I have reduced number of pods running in kube-system as I read auto scaler will not scale down a node by default if there is a pod on it which is running in kube-system.
Thanks
I see this behaviour from logs. These are settings I am having
Command:
./cluster-autoscaler
--cloud-provider=aws
--namespace=kube-system
--nodes=5:15:nodes.qa-lab.com
--logtostderr=true
--stderrthreshold=info
--v=4
But from logs
I0611 08:09:08.533810 1 factory.go:33] Event(v1.ObjectReference{Kind:"ConfigMap", Namespace:"kube-system", Name:"cluster-autoscaler-status", UID:"0a16f454-6c83-11e8-83c0-0a7944bf8e00", APIVersion:"v1", ResourceVersion:"32365261", FieldPath:""}): type: 'Normal' reason: 'ScaleDownEmpty' Scale-down: removing empty node ip-a-b-c-d.eu-west-1.compute.internal
I0611 08:09:08.540473 1 delete.go:53] Successfully added toBeDeletedTaint on node ip-a-b-c-d.eu-west-1.compute.internal
E0611 08:09:08.617737 1 scale_down.go:641] Problem with empty node deletion: failed to delete ip-a-b-c-d.eu-west-1.compute.internal: ValidationError: Currently, desiredSize equals minSize (15). Terminating instance without replacement will violate group's min size constraint. Either set shouldDecrementDesiredCapacity flag to false or lower group's min size.
status code: 400, request id: b75b2329-6d4e-11e8-8abc-51bdbac6ff0c
E0611 08:09:08.617781 1 static_autoscaler.go:350] Failed to scale down: <nil>
I0611 08:09:08.620770 1 delete.go:106] Releasing taint {Key:ToBeDeletedByClusterAutoscaler Value:1528704548 Effect:NoSchedule TimeAdded:<nil>} on node ip-a-b-c-d.eu-west-1.compute.internal
I0611 08:09:08.625658 1 delete.go:119] Successfully released toBeDeletedTaint on node ip-a-b-c-d.eu-west-1.compute.internal
I0611 08:09:08.625982 1 factory.go:33] Event(v1.ObjectReference{Kind:"Node", Namespace:"", Name:"ip-a-b-c-d.eu-west-1.compute.internal", UID:"05cbc43c-3f1e-11e8-8ca5-0a003cf6c876", APIVersion:"v1", ResourceVersion:"32365311", FieldPath:""}): type: 'Warning' reason: 'ScaleDownFailed' failed to delete empty node: failed to delete ip-a-b-c-d.eu-west-1.compute.internal: ValidationError: Currently, desiredSize equals minSize (15). Terminating instance without replacement will violate group's min size constraint. Either set shouldDecrementDesiredCapacity flag to false or lower group's min size.
Thanks
I think I found the cause. I am using KOPS to create my cluster and in the instance group setting the min size of nodes were set to 15, this could be conflicting when cluster-autoscaler was trying to remove node size.

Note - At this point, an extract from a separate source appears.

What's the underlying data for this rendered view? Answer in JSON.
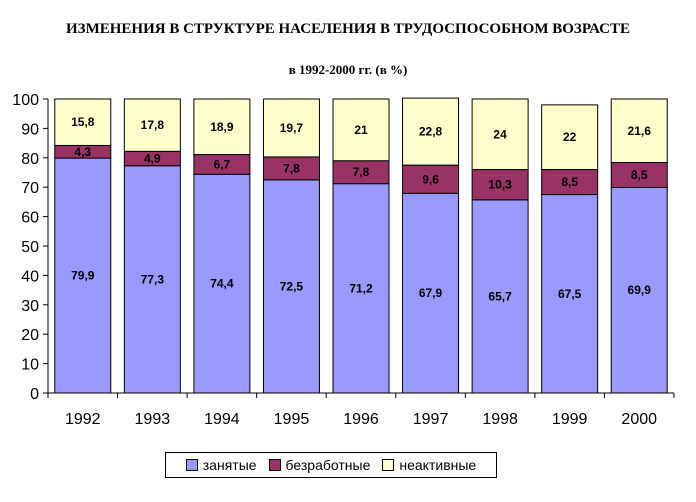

After I updated the nodes minSize and maxSize in KOPS config to match with that in cluster-autoscaler, scale down happened.
Most helpful comment
I think I found the cause. I am using KOPS to create my cluster and in the instance group setting the min size of nodes were set to 15, this could be conflicting when cluster-autoscaler was trying to remove node size.
After I updated the nodes minSize and maxSize in KOPS config to match with that in cluster-autoscaler, scale down happened.